5.7. Target Analysis of Mycotoxins by UHPLC-HRMS/MS and Statistical Evaluation

For targeted screening of mycotoxins, methanolic extracts of PDA plates (Section 5.4, Extraction of PDA Plates) were used. UHPLC-HRMS/MS analysis was performed according to the study of Dzuman et al. [39]. The UHPLC-HRMS/MS method is described in detail in the Supplementary Text and in Tables S8 and S9. For the semi-quantitative results, an external solvent (methanol) calibration series of mycotoxin standards (Section 5.1, Analytical Standards and Chemicals) was created in the concentration range of 0.5–200 ng·mL⁻¹. The determined limits of quantification (LOQs) of all detected mycotoxins are summarized in Table S10. The significance of the differences between the PEF-treated and control samples was statistically evaluated using the Wilcoxon rank-sum test (p-value < 0.1) performed in MetaboAnalyst.

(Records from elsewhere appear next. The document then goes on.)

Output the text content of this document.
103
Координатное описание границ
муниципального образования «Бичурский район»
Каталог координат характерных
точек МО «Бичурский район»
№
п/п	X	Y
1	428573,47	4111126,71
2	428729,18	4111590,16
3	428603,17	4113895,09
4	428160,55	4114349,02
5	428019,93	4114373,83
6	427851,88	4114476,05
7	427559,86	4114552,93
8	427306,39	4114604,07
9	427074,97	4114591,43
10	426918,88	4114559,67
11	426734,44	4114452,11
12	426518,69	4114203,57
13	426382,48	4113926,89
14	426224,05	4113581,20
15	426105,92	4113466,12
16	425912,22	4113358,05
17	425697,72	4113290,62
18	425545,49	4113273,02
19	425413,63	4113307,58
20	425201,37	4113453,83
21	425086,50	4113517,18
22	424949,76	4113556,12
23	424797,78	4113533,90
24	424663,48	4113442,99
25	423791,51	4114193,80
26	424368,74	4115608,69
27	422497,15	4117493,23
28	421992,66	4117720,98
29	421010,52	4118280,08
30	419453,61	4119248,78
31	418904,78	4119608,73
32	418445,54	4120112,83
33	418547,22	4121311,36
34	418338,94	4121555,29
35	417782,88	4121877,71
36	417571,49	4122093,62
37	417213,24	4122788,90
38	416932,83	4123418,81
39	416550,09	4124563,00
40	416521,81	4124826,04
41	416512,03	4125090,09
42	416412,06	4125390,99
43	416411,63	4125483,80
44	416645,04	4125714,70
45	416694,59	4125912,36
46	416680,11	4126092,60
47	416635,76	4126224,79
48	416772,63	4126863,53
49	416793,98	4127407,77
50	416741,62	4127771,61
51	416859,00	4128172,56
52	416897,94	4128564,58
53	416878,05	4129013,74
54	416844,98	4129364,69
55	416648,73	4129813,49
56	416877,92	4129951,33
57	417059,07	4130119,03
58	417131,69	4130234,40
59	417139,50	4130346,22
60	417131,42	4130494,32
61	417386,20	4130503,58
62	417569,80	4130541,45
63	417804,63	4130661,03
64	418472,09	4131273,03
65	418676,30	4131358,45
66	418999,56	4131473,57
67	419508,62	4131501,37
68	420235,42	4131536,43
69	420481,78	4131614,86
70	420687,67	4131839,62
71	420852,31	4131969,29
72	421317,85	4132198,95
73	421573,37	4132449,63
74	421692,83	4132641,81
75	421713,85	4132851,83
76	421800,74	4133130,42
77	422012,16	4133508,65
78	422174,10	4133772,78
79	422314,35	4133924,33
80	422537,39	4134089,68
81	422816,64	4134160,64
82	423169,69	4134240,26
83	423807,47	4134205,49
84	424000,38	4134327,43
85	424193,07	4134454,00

5.8. Viability Test and Statistical Evaluation

Fusarium spore viability testing was performed on PDA plates prepared according to Section 5.3, PDA Plate Preparation. The number of colony-forming units (CFUs) per plate was counted after 3 days of cultivation. Statistical differences between the PEF-treated and control samples were analyzed by ANOVA (analysis of variance) with a 95% confidence interval and 5% level of significance separately for each Fusarium species. ANOVA was performed using STATISTICA software (ver. 14.0.0.15, TIBCO, Palo Alto, CA, USA).